The hospital in northern Gaza “serves as a meeting place to conduct fighting and a base for senior officials and operatives of the Hamas terrorist organization,” says the Israeli military.
By Pesach Benson, JNS
Israeli soldiers operating in Gaza uncovered evidence tying the Indonesian Hospital to Hamas and its Oct. 7 attacks, the Israel Defense Forces announced on Monday night.
The military released video footage from the hospital complex, located in Beit Lahia, near Gaza’s northern border with Israel.
In the hospital’s inner compound, Israeli troops found a Toyota Corolla belonging to the family of the late Samer Talalka. Talalka was one of three hostages mistakenly killed by IDF forces on Dec. 15.
The vehicle also contained bloodstains which were identified as belonging to another hostage. Also found in the vehicle were the remnants of a rocket-propelled grenade launcher.
Also in the inner compound was a white Toyota truck of the same type used by Hamas terrorists during the Oct. 7 massacre. Additional weapons were found inside the vehicle.

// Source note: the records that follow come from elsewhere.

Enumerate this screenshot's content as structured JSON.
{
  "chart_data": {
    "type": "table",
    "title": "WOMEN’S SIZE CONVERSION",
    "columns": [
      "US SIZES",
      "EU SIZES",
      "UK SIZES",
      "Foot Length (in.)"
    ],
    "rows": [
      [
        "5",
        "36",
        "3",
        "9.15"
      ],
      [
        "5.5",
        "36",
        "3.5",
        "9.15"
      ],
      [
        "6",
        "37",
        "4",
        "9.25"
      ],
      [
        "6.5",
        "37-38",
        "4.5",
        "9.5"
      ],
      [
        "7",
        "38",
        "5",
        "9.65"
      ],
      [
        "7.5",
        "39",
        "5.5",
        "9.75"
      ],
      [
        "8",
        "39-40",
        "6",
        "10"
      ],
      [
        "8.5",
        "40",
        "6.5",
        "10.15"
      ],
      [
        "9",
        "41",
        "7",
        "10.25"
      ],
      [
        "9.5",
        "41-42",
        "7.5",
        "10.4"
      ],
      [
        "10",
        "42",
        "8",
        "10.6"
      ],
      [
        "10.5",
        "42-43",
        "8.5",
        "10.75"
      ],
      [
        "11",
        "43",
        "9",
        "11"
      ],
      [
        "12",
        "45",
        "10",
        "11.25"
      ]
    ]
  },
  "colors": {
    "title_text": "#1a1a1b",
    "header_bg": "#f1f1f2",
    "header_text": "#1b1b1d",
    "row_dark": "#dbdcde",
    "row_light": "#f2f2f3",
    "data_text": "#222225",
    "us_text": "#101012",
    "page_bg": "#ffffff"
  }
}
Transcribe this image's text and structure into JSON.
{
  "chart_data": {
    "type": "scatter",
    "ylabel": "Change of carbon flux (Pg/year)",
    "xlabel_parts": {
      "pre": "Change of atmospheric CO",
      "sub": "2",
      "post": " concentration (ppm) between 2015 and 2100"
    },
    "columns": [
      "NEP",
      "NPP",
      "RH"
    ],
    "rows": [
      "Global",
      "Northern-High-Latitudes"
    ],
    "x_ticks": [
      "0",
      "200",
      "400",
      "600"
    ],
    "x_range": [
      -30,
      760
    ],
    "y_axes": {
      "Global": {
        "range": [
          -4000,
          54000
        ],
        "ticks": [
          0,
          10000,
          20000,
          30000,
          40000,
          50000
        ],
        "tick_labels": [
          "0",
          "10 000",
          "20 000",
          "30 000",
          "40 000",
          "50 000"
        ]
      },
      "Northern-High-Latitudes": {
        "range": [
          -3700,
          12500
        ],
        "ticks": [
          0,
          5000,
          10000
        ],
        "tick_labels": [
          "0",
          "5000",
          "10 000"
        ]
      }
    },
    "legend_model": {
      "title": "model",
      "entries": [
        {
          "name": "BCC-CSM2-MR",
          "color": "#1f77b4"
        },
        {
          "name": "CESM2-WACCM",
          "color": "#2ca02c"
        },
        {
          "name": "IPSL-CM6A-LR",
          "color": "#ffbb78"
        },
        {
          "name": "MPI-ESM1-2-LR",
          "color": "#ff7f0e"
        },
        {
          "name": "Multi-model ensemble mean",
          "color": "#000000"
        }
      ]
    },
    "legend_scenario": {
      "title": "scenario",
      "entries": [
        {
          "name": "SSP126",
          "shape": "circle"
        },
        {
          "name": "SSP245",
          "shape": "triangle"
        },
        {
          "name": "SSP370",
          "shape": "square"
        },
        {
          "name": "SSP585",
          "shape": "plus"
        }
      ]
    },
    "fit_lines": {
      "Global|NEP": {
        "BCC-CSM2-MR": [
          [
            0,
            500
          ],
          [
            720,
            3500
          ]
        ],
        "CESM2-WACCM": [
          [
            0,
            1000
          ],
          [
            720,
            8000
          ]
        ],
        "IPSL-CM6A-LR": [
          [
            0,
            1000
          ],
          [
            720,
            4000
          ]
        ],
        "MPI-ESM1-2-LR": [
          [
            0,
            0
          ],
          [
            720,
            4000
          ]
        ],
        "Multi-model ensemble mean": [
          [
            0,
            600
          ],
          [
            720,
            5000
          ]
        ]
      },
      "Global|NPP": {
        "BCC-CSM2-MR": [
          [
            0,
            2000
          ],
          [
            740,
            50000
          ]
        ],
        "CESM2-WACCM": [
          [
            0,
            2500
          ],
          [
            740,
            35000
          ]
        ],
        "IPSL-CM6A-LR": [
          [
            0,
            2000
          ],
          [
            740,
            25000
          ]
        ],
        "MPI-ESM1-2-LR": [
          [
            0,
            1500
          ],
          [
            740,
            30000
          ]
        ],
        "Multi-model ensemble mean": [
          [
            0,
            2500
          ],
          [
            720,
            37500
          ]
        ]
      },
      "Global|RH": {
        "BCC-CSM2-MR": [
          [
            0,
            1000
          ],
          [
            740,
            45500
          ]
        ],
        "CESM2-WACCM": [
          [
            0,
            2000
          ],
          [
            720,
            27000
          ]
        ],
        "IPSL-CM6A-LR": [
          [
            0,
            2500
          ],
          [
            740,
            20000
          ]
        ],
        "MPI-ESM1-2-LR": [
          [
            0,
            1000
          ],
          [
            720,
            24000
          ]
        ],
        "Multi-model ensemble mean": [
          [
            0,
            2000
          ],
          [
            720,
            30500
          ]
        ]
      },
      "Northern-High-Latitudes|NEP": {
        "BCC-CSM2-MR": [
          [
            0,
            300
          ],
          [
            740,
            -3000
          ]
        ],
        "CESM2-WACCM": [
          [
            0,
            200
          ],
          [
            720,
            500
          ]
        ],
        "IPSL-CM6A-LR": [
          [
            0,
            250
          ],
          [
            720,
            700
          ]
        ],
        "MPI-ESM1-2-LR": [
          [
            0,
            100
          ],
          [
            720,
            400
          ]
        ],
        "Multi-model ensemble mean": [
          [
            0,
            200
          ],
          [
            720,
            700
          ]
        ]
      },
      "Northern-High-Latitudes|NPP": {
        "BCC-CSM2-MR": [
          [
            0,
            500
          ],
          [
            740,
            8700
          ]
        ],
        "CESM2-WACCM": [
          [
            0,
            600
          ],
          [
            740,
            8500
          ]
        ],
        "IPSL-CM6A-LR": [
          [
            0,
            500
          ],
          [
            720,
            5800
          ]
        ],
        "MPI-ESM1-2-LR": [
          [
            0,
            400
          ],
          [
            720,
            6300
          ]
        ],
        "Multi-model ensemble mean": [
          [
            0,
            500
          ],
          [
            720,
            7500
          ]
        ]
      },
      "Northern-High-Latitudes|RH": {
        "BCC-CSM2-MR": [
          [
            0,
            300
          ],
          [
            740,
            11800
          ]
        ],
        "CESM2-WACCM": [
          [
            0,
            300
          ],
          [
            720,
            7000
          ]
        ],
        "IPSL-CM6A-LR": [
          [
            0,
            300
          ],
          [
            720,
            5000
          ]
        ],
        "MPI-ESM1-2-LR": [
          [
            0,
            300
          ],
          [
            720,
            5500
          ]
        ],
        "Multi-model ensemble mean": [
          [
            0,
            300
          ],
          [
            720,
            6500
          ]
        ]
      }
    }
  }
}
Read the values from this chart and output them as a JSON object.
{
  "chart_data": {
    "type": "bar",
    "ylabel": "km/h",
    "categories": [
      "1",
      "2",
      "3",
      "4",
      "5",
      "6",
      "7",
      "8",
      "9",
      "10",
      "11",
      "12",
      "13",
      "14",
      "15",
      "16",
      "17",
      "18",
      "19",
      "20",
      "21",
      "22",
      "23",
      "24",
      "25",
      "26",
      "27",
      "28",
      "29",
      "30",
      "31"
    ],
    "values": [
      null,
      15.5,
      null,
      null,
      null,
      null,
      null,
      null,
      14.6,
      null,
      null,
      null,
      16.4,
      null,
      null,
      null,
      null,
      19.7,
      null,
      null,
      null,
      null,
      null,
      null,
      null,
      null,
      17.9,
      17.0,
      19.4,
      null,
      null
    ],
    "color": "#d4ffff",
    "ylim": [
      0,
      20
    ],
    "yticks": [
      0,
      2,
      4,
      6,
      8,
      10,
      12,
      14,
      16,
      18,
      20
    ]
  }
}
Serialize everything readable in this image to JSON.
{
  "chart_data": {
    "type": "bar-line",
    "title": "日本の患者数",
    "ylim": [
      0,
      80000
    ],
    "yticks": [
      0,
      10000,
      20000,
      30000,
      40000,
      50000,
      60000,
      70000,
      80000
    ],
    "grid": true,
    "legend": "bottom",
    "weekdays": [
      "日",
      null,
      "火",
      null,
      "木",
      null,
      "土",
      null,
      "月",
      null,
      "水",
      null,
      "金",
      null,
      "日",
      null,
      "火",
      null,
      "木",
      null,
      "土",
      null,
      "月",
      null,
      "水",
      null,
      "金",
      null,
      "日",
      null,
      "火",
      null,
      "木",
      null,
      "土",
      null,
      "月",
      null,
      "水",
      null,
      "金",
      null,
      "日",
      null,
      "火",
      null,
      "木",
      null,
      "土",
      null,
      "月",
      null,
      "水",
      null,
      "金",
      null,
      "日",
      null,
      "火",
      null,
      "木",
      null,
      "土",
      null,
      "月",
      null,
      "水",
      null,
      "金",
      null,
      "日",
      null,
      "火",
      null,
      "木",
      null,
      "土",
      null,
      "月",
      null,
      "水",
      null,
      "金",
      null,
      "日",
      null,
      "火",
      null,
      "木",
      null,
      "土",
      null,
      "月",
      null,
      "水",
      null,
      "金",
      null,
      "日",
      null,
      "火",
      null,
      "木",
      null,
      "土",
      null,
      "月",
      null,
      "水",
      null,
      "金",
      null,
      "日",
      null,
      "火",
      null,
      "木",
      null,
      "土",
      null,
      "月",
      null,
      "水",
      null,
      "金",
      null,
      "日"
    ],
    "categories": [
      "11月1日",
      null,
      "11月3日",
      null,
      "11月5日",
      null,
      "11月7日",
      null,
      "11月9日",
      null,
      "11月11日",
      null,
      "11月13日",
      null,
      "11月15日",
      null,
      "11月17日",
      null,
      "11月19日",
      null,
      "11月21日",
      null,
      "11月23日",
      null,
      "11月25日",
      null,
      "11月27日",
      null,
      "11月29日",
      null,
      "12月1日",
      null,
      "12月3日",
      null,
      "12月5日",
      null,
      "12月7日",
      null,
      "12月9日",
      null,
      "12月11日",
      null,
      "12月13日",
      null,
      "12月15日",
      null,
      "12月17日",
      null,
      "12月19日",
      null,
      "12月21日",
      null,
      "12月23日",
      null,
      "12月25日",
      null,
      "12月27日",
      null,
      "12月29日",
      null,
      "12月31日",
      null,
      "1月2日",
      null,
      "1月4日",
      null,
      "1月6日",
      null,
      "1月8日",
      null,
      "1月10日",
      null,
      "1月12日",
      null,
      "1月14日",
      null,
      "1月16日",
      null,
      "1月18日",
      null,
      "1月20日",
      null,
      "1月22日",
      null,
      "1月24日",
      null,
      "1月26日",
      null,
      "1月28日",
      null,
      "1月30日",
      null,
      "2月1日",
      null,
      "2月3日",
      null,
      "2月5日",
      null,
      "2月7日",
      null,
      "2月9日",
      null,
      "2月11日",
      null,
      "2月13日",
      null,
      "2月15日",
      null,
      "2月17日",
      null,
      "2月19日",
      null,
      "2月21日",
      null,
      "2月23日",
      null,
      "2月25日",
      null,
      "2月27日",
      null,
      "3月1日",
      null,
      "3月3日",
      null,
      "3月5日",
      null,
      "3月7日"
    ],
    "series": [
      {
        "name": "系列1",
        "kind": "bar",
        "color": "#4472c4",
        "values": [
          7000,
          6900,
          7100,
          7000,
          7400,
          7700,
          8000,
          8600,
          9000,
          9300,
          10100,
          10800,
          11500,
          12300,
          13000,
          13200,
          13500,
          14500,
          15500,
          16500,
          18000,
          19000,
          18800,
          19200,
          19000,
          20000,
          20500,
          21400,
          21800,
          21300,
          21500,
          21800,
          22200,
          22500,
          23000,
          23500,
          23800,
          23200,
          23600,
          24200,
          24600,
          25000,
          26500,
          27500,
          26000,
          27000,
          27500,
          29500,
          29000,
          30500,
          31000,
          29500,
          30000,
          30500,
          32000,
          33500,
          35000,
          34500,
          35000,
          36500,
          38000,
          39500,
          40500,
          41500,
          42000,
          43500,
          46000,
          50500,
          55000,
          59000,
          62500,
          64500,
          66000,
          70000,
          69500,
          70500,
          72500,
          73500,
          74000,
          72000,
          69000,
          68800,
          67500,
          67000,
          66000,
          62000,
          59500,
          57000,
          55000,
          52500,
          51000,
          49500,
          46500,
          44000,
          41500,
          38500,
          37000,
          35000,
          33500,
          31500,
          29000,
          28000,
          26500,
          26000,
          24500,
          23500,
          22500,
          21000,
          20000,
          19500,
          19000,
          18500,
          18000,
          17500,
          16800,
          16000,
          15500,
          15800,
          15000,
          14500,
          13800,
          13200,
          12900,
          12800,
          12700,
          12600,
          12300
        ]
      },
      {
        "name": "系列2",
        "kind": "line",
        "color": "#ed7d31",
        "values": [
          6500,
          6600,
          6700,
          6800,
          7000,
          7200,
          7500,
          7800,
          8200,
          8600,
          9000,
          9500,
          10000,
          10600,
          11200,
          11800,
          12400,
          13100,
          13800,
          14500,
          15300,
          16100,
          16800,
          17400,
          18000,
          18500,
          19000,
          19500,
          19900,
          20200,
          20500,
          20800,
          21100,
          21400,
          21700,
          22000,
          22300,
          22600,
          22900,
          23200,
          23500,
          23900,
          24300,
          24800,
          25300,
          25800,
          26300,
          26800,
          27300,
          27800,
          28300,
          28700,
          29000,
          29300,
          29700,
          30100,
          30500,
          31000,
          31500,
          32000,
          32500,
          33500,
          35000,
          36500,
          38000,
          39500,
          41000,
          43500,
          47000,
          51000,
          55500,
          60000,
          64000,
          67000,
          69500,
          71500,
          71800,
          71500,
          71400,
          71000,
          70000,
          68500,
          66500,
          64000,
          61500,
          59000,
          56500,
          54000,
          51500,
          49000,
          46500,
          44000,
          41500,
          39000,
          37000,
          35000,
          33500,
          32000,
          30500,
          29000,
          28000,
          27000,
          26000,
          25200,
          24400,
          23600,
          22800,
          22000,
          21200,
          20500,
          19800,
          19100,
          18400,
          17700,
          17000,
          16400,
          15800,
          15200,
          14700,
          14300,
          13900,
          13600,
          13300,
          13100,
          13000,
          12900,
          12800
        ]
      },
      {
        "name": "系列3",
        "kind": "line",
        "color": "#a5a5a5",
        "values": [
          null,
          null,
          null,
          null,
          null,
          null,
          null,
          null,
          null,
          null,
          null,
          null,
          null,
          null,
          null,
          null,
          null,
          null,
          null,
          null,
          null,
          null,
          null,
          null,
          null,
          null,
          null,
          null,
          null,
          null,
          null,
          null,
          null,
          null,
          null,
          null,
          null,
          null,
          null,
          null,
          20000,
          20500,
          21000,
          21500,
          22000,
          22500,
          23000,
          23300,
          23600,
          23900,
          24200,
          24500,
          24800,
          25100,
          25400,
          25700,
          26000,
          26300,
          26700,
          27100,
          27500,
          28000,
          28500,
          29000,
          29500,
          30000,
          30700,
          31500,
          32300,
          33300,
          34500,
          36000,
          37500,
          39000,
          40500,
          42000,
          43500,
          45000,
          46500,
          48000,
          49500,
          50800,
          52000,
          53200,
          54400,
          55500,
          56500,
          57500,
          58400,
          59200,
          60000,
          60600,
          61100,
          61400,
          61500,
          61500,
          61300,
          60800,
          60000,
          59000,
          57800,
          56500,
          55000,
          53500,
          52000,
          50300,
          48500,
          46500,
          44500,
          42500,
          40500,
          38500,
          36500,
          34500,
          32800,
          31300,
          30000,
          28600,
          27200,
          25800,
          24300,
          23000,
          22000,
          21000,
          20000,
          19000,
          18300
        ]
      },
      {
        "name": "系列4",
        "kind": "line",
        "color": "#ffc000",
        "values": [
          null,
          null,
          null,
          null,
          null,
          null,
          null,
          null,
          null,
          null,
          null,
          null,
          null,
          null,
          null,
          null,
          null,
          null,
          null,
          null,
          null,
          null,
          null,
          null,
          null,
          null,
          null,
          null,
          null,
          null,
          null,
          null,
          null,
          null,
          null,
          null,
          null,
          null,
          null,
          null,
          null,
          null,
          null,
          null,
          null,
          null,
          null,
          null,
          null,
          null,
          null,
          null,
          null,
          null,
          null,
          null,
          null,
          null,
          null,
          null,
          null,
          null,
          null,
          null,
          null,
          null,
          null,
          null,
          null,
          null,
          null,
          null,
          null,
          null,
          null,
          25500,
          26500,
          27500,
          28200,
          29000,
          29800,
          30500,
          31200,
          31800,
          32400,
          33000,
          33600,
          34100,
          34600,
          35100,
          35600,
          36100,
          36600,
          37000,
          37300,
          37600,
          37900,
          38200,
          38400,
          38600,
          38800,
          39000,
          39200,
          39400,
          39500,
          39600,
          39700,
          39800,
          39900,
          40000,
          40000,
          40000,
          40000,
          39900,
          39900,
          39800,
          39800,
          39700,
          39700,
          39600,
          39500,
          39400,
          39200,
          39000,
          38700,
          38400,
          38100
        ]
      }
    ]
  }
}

“The finding of the vehicle directly links the hospital to the brutal events of Oct. 7,” the IDF said.
“It is one of the hospitals that the Hamas terrorist organization uses in order to hide behind sick civilians, and from which it operates terrorist infrastructure. The Indonesian Hospital serves as a meeting place to conduct fighting and a base for senior officials and operatives of the Hamas terrorist organization. The hospital has extensive terrorist infrastructure and near it there are tunnel shafts leading to a tunnel route in the hospital area,” the IDF added.
According to the IDF, the hospital, which was built in 2015 through donations from Indonesia, “is the strategic underground center of Hamas’ Jabalia Battalion. During the war, armed Nukhba operatives were sighted in the hospital. They used it as a gathering point before leaving to carry out their activities.”
Since the war, Israel has documented the extensive use of Gaza’s hospitals and clinics by Hamas and Palestinian Islamic Jihad terrorists.
Ahmed Kahlot, director of the Kamal Adwan Hospital in the northern Gaza Strip, confirmed to Israeli interrogators that he and other staff were Hamas operatives.
During the interrogation, Kahlot described how Hamas used hospitals and ambulances to hide operatives, launch military activity, transport members of terror squads and even deliver a kidnapped Israeli soldier.
Other Gazans have told Israeli interrogators they deeply embedded themselves in the Palestinian Red Crescent Society to use hospitals as a base for attacks.
Hamas makes extensive use of the Shifa Hospital, Gaza’s largest medical center, according to the IDF. Hamas launched rockets from its compound, hid hostages in the bowels of the building, tortured collaborators there and dug tunnels connecting Shifa to nearby sites. Israel also released a recording of a phone call confirming that Hamas is also hoarding at least a half-million liters of fuel underneath the compound.
At least 1,200 people were killed in Hamas’s attacks on Israeli communities near the Gaza border on Oct. 7. The number of men, women, children, soldiers and foreigners held captive in Gaza by Hamas is now believed to be 129. Other people remain unaccounted for as Israeli authorities continue to identify bodies and search for human remains.